Johnny Linaker

Personal information
- Full name: John Edward Linaker
- Date of birth: 14 January 1927
- Place of birth: Southport, England
- Date of death: 14 June 2013 (aged 86)
- Place of death: Shipton, North Yorkshire, England
- Position(s): Right winger

Senior career*
- Years: Team / Apps / (Gls)
- Everton (amateur)
- 1945–1946: Manchester City / 0 / (0)
- 1946–1947: Southport / 15 / (1)
- 1947–1950: Nottingham Forest / 15 / (2)
- 1950–1951: York City / 59 / (16)
- 1951–1953: Hull City / 26 / (3)
- 1953–1956: York City / 39 / (4)
- Scarborough
- 1957–1958: Crewe Alexandra / 34 / (3)
- Ashington

= Johnny Linaker =

English footballer

John Edward Linaker (14 January 1927 – 14 June 2013) was an English footballer.

==Career==
Linaker came to prominence during wartime football, during which he played for Everton as an amateur and Manchester City, who he joined in August 1945. After making no league appearances for City, he joined Southport in November 1946. He joined Nottingham Forest in September 1947, after making 15 appearances and scoring one goal in the league for Southport.
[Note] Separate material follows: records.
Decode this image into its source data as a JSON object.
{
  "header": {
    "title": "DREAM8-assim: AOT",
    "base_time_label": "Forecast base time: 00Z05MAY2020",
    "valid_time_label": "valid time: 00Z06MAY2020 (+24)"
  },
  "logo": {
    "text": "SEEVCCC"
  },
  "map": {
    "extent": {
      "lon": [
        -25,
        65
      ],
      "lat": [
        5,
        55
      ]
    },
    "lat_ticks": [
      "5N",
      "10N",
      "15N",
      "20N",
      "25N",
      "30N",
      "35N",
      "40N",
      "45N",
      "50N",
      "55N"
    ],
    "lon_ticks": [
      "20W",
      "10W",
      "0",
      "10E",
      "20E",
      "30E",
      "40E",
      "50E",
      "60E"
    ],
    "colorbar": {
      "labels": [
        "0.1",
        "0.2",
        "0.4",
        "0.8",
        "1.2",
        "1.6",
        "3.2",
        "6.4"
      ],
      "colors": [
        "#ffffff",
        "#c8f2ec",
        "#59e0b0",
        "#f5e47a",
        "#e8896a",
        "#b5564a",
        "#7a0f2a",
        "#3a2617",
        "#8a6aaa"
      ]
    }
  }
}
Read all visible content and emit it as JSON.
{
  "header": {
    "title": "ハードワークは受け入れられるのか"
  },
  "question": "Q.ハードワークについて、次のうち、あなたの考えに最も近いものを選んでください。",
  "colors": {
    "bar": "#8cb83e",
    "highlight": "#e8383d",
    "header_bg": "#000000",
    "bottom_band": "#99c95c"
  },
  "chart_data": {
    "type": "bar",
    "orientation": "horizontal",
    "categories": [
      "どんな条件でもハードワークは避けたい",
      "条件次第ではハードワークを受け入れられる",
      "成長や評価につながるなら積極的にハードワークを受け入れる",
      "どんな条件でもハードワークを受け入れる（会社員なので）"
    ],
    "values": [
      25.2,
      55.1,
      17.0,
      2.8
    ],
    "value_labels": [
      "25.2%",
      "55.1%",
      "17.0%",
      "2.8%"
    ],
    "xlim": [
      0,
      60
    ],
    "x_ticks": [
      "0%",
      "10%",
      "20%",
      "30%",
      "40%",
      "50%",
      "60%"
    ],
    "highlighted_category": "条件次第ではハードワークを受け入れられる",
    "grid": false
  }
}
He joined York City in June 1950 after making 15 appearances and scoring two goals in the league for Forest. His form for the club attracted attention and joined Hull City in October 1951, after making 63 appearances and scoring 16 goals for York. He made 26 appearances and scored three goals for Hull before re-joining York in May 1953. He joined non-league side Scarborough after making 40 appearances and scoring four goals for York in his second spell with the club. He returned to the Football League with Crewe Alexandra in July 1957. He joined Ashington after making 34 appearances and scoring three goals in the league for Crewe.